DUBAI // Whenever the judges tried to single out the youngest of the five-member Emirati team on Arabs Got Talent, nine-year-old Saeed al Ameri would not have it.
"I am not the only star," he said. "Each and every one of us is a star."
That sense of brotherhood helped alleviate the disappointment that followed when the votes came in. The only Emirati team to make it to the popular contest's semi-finals, with their version of the traditional Yolla dance, was eliminated during the first live show on February 25. The show wraps up on April 8.
"It is OK," said Saeed. "We didn't win, but we didn't really lose either. We represented one of the UAE's traditional dances and we had fun doing it."
Their team, Eyal Zayed, or Sons of Zayed, performed the traditional dance which involves throwing wooden rifles into the air. In that episode, the Lebanese singer Joseph Dahdah won first place while second place went to a breakdancing duo from Morocco.
The reality TV show, marketed as the Middle East's version of other popular Got Talent shows that started in the UK, premiered in January on MBC4. About 100 acts tried out during auditions held at hotels in Abu Dhabi and Dubai last year.
The show's team travelled to 13 countries and auditioned more than 1,500 hopefuls - choosing just 300 for the first six shows, which were taped in Beirut.
The programme is broadcast at 10pm on Fridays with groups or individuals performing to win the top prize of 500,000 Saudi riyals (Dh489,000).

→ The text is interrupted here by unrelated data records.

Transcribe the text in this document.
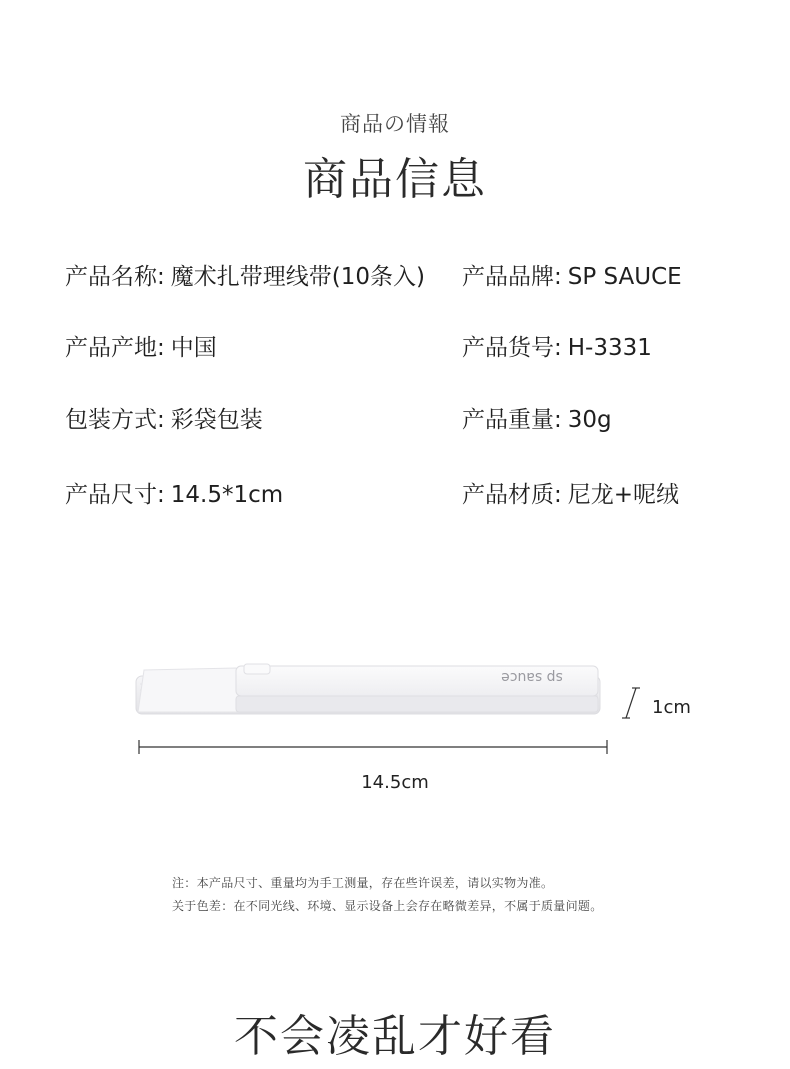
商品の情報
商品信息
产品名称: 魔术扎带理线带(10条入)
产品产地: 中国
包装方式: 彩袋包装
产品尺寸: 14.5*1cm
产品品牌: SP SAUCE
产品货号: H-3331
产品重量: 30g
产品材质: 尼龙+呢绒
sp sauce
1cm
14.5cm
注：本产品尺寸、重量均为手工测量，存在些许误差，请以实物为准。
关于色差：在不同光线、环境、显示设备上会存在略微差异，不属于质量问题。
不会凌乱才好看
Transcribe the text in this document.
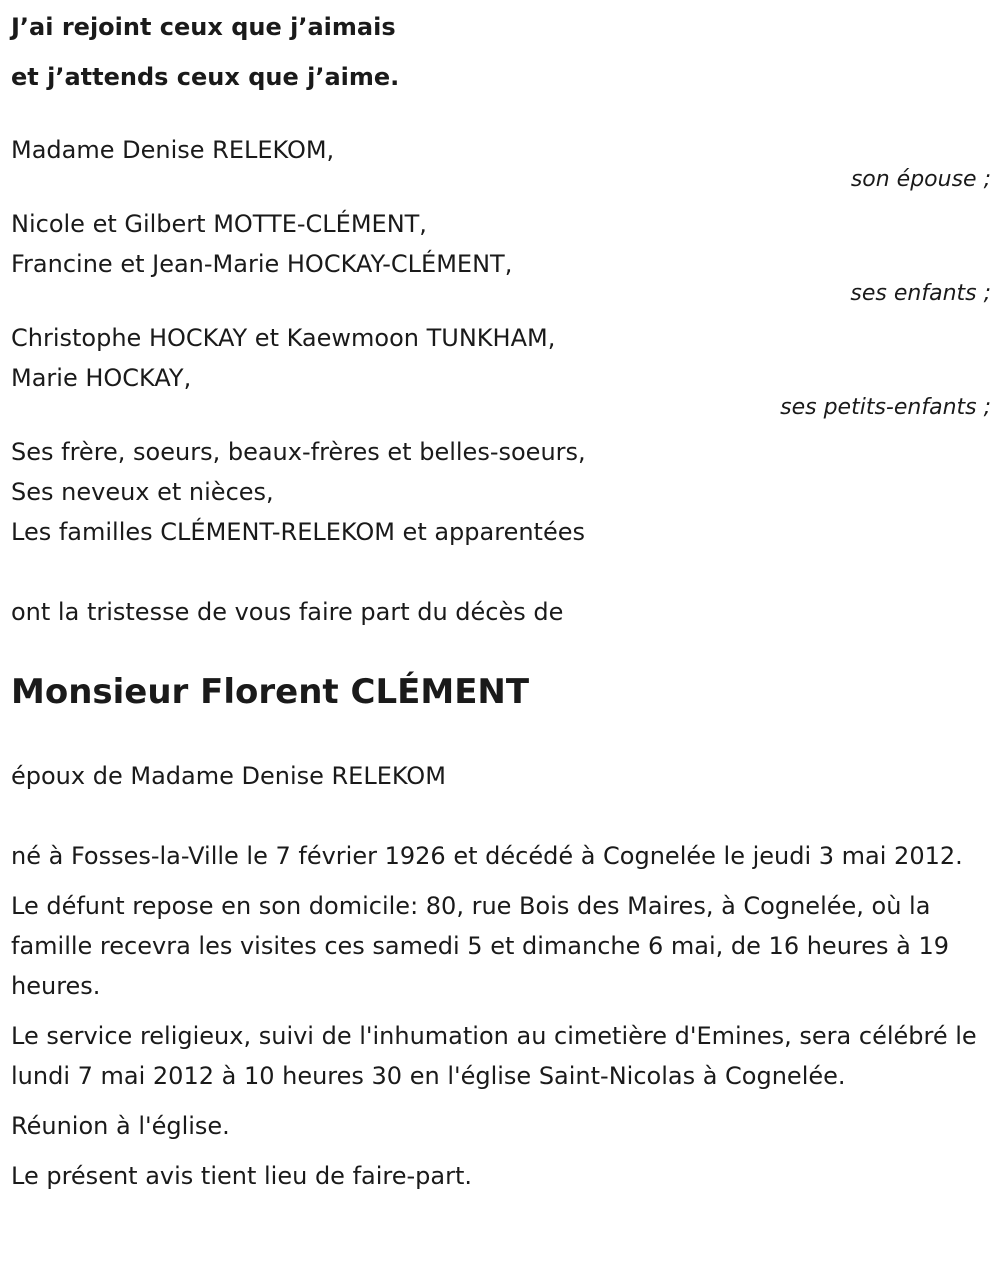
J’ai rejoint ceux que j’aimais
et j’attends ceux que j’aime.
Madame Denise RELEKOM,
son épouse ;
Nicole et Gilbert MOTTE-CLÉMENT,
Francine et Jean-Marie HOCKAY-CLÉMENT,
ses enfants ;
Christophe HOCKAY et Kaewmoon TUNKHAM,
Marie HOCKAY,
ses petits-enfants ;
Ses frère, soeurs, beaux-frères et belles-soeurs,
Ses neveux et nièces,
Les familles CLÉMENT-RELEKOM et apparentées
ont la tristesse de vous faire part du décès de
Monsieur Florent CLÉMENT
époux de Madame Denise RELEKOM
né à Fosses-la-Ville le 7 février 1926 et décédé à Cognelée le jeudi 3 mai 2012.
Le défunt repose en son domicile: 80, rue Bois des Maires, à Cognelée, où la famille recevra les visites ces samedi 5 et dimanche 6 mai, de 16 heures à 19 heures.
Le service religieux, suivi de l'inhumation au cimetière d'Emines, sera célébré le lundi 7 mai 2012 à 10 heures 30 en l'église Saint-Nicolas à Cognelée.
Réunion à l'église.
Le présent avis tient lieu de faire-part.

Saeed, who has been practising the Yolla dance since he was five, said he was not nervous performing on stage in front of the judges. And although the team is prevented by the show's rules from auditioning again, Saeed would be up for it. "I would go and do it all over again."
Up there with him was his 18-year-old brother, Hassan, and their cousins Saleh, 21, and Mohammed, 19, who are brothers. The fifth member is the family's 22-year-old neighbour, Salem, who is an al Ameri just like the rest of the crew.
"People joked and asked us why didn't we just call ourselves Eyal (Sons of) al Ameri," said Saleh. "We wanted to represent our country by naming ourselves after the father of the country, the late Sheikh Zayed."
The group has been performing together for five years during local festive occasions. But the team's opportunity to appear on Arabs Got Talent was "pure coincidence", said Saleh, the leader of team.
"An MBC producer saw our performance on local TV and suggested we apply online," he said.
Saleh said he had expected to see more performances native to this region, such as al Dabka dance, which involves stomping on the floor and kicking, and is performed in the Levant Arab countries. When Saleh told his friends the team would be performing the Yolla, they were not very encouraging.
"Everyone here told us no one would understand it and how it wasn't creative enough," he said. "But we stuck to it. I was actually disappointed not to see other contestants on the show performing any traditional talents, like al Dabka, but instead copying western talents."
Saleh thought perhaps not enough Emiratis knew about the show.
"I hope for the second season they do more local advertising so more Emiratis know where to go and how to apply," he said.
The MBC marketing team said there were plans for a second season of the show with expanded operations and advertising to reach more would-be hopefuls and encourage them to audition.
The Emirati team, flown into Lebanon four days before the live show, spent most of their time before the broadcast rehearsing.
The show's celebrity judges - the Lebanese singer Najwa Karam, the Egyptian talk show host Amr Adeeb, and the Lebanese journalist and academic Ali Jaber - called their performance "unco-ordinated" and "confusing".
"I disagreed with them," Saleh said. "I don't think they understood the dance and so to them it looked confusing. My brother and I were throwing two rifles at the same time, and each of the members had a solo moment in the centre of the stage."
The best thing about being on the show, he said, were the friendships formed and e-mail addresses exchanged. The contestants became unofficial ambassadors of their home countries.
"I learnt a lot about other Arab countries, like Libya and Egypt, and what is happening there, and they found out more about our country," he said. "We kept showing each other photos we had from our home countries and discussed them."
In the end, the team took their loss in stride.
"We just wanted to represent the UAE on the world stage and honour Sheikh Zayed by performing in his name," Saleh said.